Friday, August 12, 2011

Heart, Torn


I live in my favorite city on Earth. At least, I used to.

Christchurch is big enough for culture, entertainment and the arts, small enough to stay clean and friendly and easy to get around. We've got a hell of a lot of green spaces, and they're woven into the fabric of the city, not tacked onto the ass-end of some new housing tract like an afterthought.

I love our city center. Coming from the States, I've seen too many commercially-driven purgatories, concrete canyons that empty out at 5pm. Or flat-out ghost towns, boarded-up shop fronts and For Rent signs gathering dust after people abandoned their towns for shopping malls and box stores out in the burbs.

In Christchurch the city center is vital, alive. People come here to shop and work, yes. But they also come to meet friends, hang out, see and be seen. Thousands come from all over the world to gape at our lovely, historical, beautiful city, and we love them for it. Yeah, we have shopping malls in the suburbs and that rubbish, but 'town' is our center of gravity. It's the first place you think of when you want to get something done, find some unusual item, enjoy a great meal. Ask anyone from late teens to middle age what they're doing for the weekend and the answer is likely to be 'just go into town, ae.'

This city has a heart, vital and beating and alive.

At least, it used to.

Way back in September (funny to think it's not quite a year yet-- it seems decades), we were all so grateful that so much was spared. Some really great stuff was lost, but for a shake that size, every damn one of us knew we'd gotten off light.

Boxing Day hammered us pretty hard, but it also left the bones of our city unscathed. No major buildings fell, no loss of life. It seemed like this was how it was going to be: scary, but doable.

February changed everything. Forever.

The quake itself was bad. The hours and days immediately after were horrible. The damage, the loss of life, the sewage-mud and flooding, not having food, water, sanitation, power. It was a bad time, but humans are built to weather bad luck and trouble.

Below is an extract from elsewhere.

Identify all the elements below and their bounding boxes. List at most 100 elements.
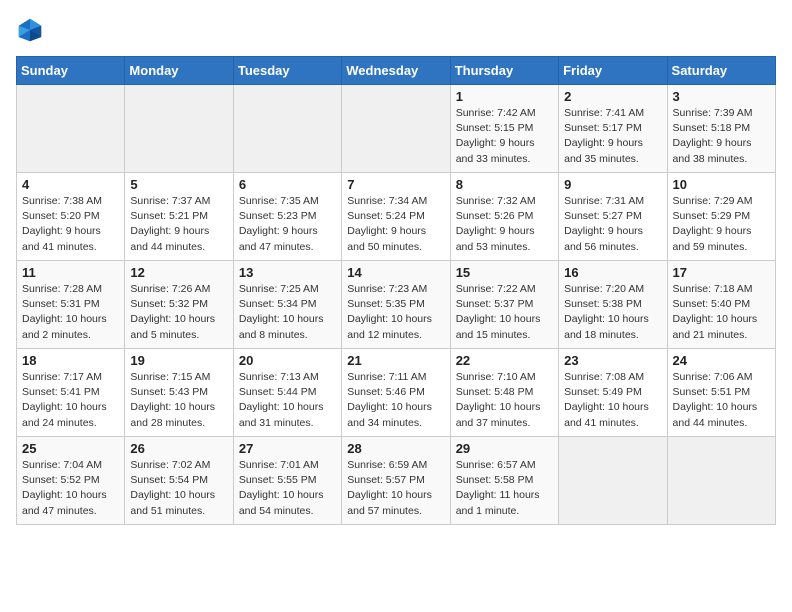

Where I struggle is with the loss of my city. Simply put, town is gone. The beautiful heritage buildings I loved are in ruins. Our iconic cathedral is destroyed, along with most of the city's shopping, nightclubs and restaurants. We had a square, a real public square in the center of the city where people actually gathered. Now it's the center of the red zone. Our CBD lies behind barbed wire. The only ones allowed in are demolition crews. Every time I stop in front of the fences, I can see a few blocks further, piles of rubble and and bare land where my city once stood.

They say the rebuild might take twenty years.

Christchurch still has plenty of people in it. They still go about their days, only now in the suburbs. Businesses (including my beloved Scorpio Books) have relocated, and people are getting used to the 'new normal'. There's still plenty of activity in my city, but the heart's been torn out of it.

When I look at my city, I see my reflection.